In the present case allowances of compensation aggregating $1,372,236.47 were requested by those concerned in the proceeding. After full hearings the district judge in an exhaustive opinion considered each claim and allowed a total of $447,946.61. D.C., 26 F. Supp. 636. The appellant, who was counsel for one of two committees representing the $4 cumulative preferred stock of the debtor corporation, requested compensation of $50,000 and was allowed $7,500. He urges that this amount is grossly inadequate.

The services rendered by the appellant are sufficiently described in the opinion of the district judge (26 F. Supp. 636, 659), and it would serve no useful purpose to recite them here. Suffice it to say that a careful examination of the record has failed to convince us that the district judge was guilty of an abuse of discretion in fixing the appellant's compensation.
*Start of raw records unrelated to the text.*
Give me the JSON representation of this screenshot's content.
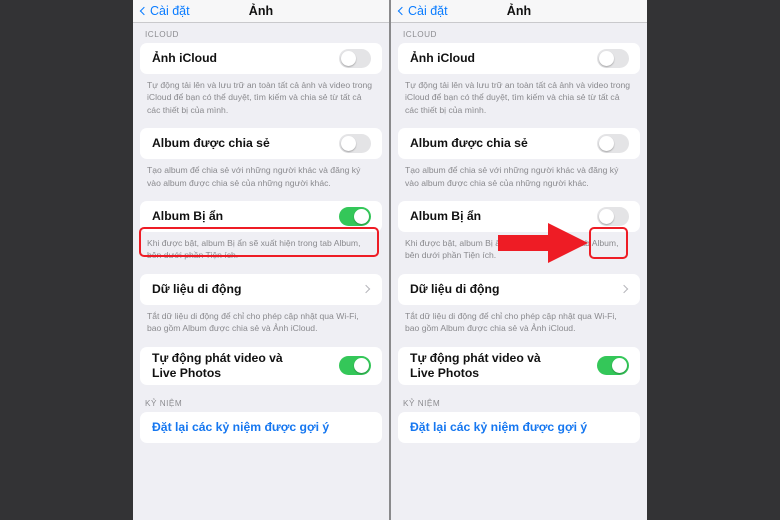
{
  "annotations": {
    "arrow_color": "#ee1c25",
    "highlight_color": "#ee1c25",
    "arrow_name": "red-arrow-pointing-to-toggle"
  },
  "colors": {
    "toggle_on": "#34c759",
    "toggle_off": "#e4e4e6",
    "accent_link": "#0a7cff",
    "page_background": "#efeff4",
    "outer_background": "#333335"
  },
  "nav": {
    "back_label": "Cài đặt",
    "title": "Ảnh"
  },
  "sections": {
    "icloud_header": "ICLOUD",
    "memories_header": "KỶ NIỆM"
  },
  "rows": {
    "icloud_photos": {
      "label": "Ảnh iCloud",
      "footnote": "Tự động tải lên và lưu trữ an toàn tất cả ảnh và video trong iCloud để bạn có thể duyệt, tìm kiếm và chia sẻ từ tất cả các thiết bị của mình.",
      "state_left": "off",
      "state_right": "off"
    },
    "shared_album": {
      "label": "Album được chia sẻ",
      "footnote": "Tạo album để chia sẻ với những người khác và đăng ký vào album được chia sẻ của những người khác.",
      "state_left": "off",
      "state_right": "off"
    },
    "hidden_album": {
      "label": "Album Bị ẩn",
      "footnote": "Khi được bật, album Bị ẩn sẽ xuất hiện trong tab Album, bên dưới phần Tiện ích.",
      "state_left": "on",
      "state_right": "off"
    },
    "cellular_data": {
      "label": "Dữ liệu di động",
      "footnote": "Tắt dữ liệu di động để chỉ cho phép cập nhật qua Wi-Fi, bao gồm Album được chia sẻ và Ảnh iCloud.",
      "accessory": "chevron-right"
    },
    "autoplay": {
      "label_line1": "Tự động phát video và",
      "label_line2": "Live Photos",
      "state_left": "on",
      "state_right": "on"
    },
    "reset_memories": {
      "label": "Đặt lại các kỷ niệm được gợi ý"
    }
  }
}
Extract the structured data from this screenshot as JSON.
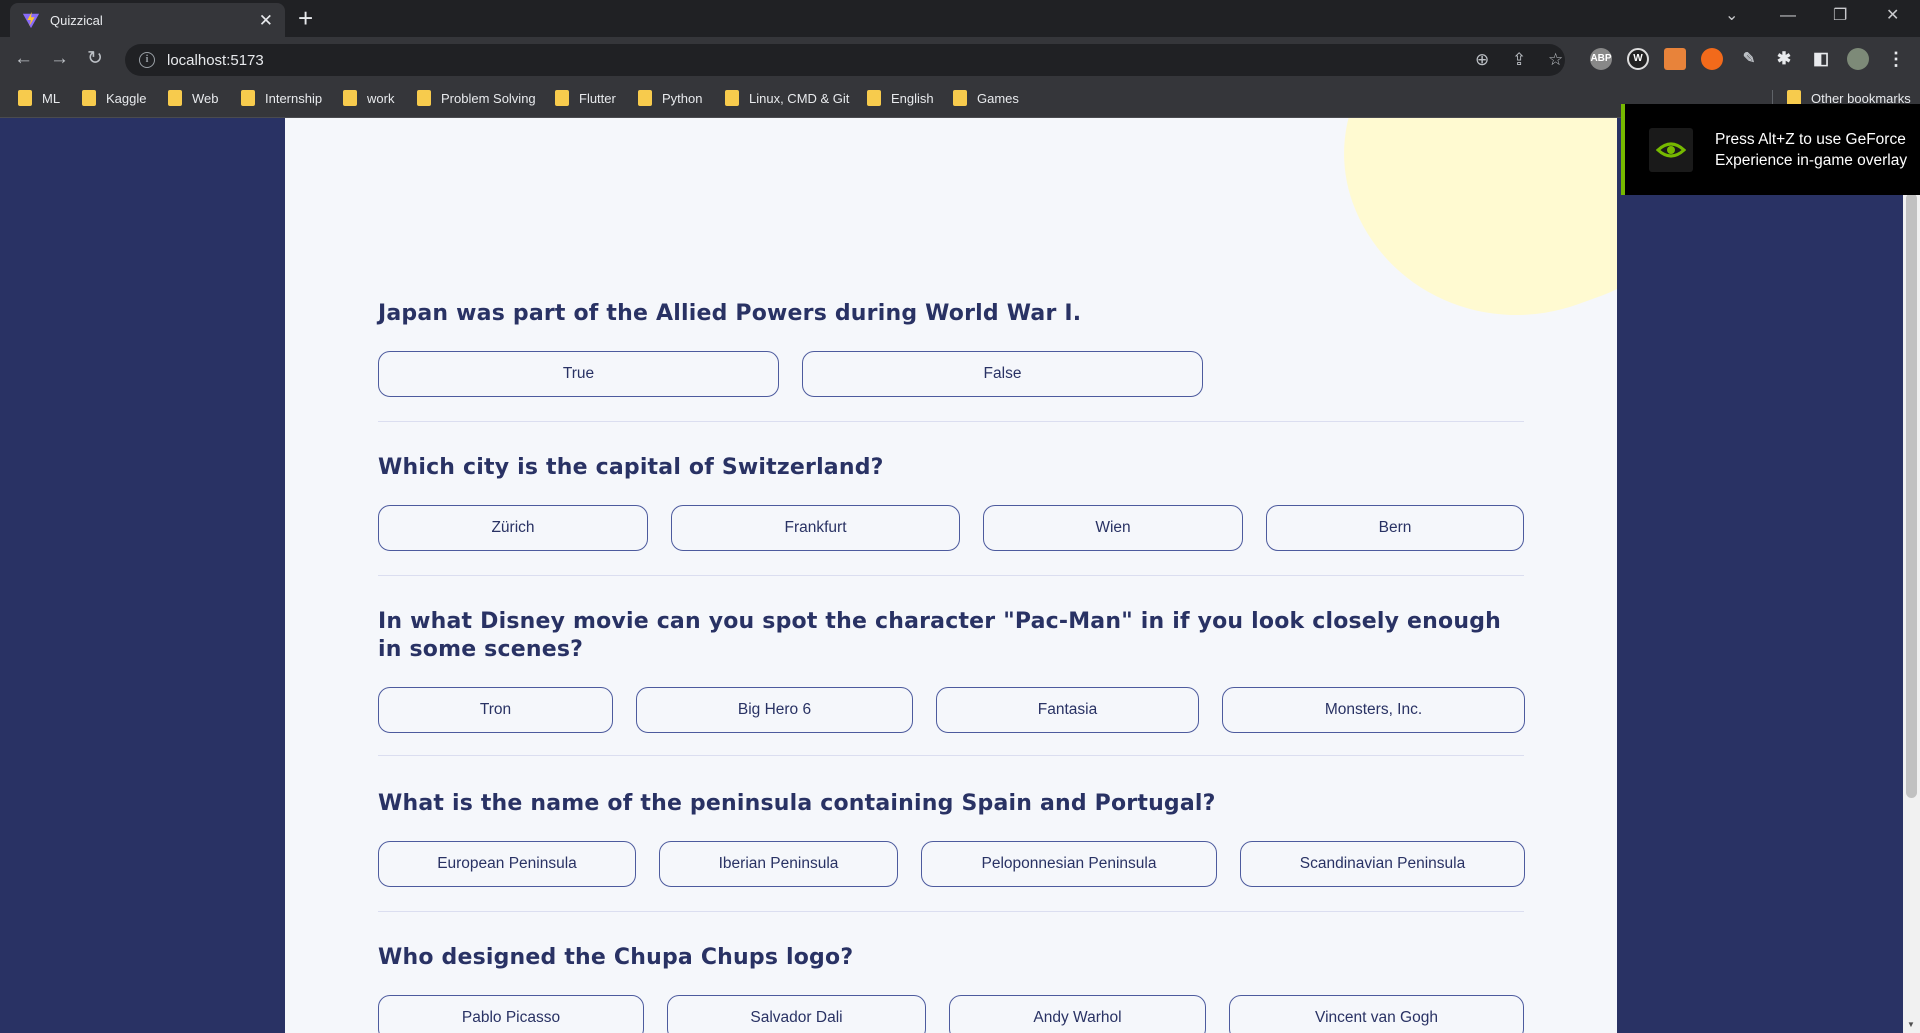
{
  "browser": {
    "tab_title": "Quizzical",
    "url": "localhost:5173",
    "bookmarks": [
      "ML",
      "Kaggle",
      "Web",
      "Internship",
      "work",
      "Problem Solving",
      "Flutter",
      "Python",
      "Linux, CMD & Git",
      "English",
      "Games"
    ],
    "other_bookmarks": "Other bookmarks",
    "extensions": {
      "abp": "ABP",
      "w": "W"
    }
  },
  "overlay": {
    "text": "Press Alt+Z to use GeForce Experience in-game overlay"
  },
  "quiz": {
    "questions": [
      {
        "text": "Japan was part of the Allied Powers during World War I.",
        "answers": [
          "True",
          "False"
        ]
      },
      {
        "text": "Which city is the capital of Switzerland?",
        "answers": [
          "Zürich",
          "Frankfurt",
          "Wien",
          "Bern"
        ]
      },
      {
        "text": "In what Disney movie can you spot the character \"Pac-Man\" in if you look closely enough in some scenes?",
        "answers": [
          "Tron",
          "Big Hero 6",
          "Fantasia",
          "Monsters, Inc."
        ]
      },
      {
        "text": "What is the name of the peninsula containing Spain and Portugal?",
        "answers": [
          "European Peninsula",
          "Iberian Peninsula",
          "Peloponnesian Peninsula",
          "Scandinavian Peninsula"
        ]
      },
      {
        "text": "Who designed the Chupa Chups logo?",
        "answers": [
          "Pablo Picasso",
          "Salvador Dali",
          "Andy Warhol",
          "Vincent van Gogh"
        ]
      }
    ]
  },
  "colors": {
    "page_bg": "#293264",
    "card_bg": "#f5f7fb",
    "text": "#293264",
    "button_border": "#4d5b9e",
    "blob": "#fffad1",
    "nvidia_green": "#76b900"
  }
}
It is clear that much of his work duplicated that of others and was, therefore, not properly compensable out of the debtor's estate. This, of course, is not to say that these services were not properly rendered to his clients, but merely that they should be paid for by those clients alone.

We can understand the appellant's disappointment at the action of the court below. It must be remembered, however, that a securityholders' committee and its counsel in a corporate reorganization proceeding act in a quasi-public capacity. They look for compensation to the debtor's estate, which may belong, in equity, largely *217 to others than those who have requested their services. Under these circumstances they cannot expect to be compensated at the rate which similar services would command in purely private employment. "One of the controlling reasons for the enactment of section 77B was the desire to reduce the cost of reorganization." Callaghan v. Reconstruction Finance Corp., 297 U.S. 464, 469, 56 S. Ct. 519, 521, 80 L. Ed. 804.

The order of the court below is affirmed.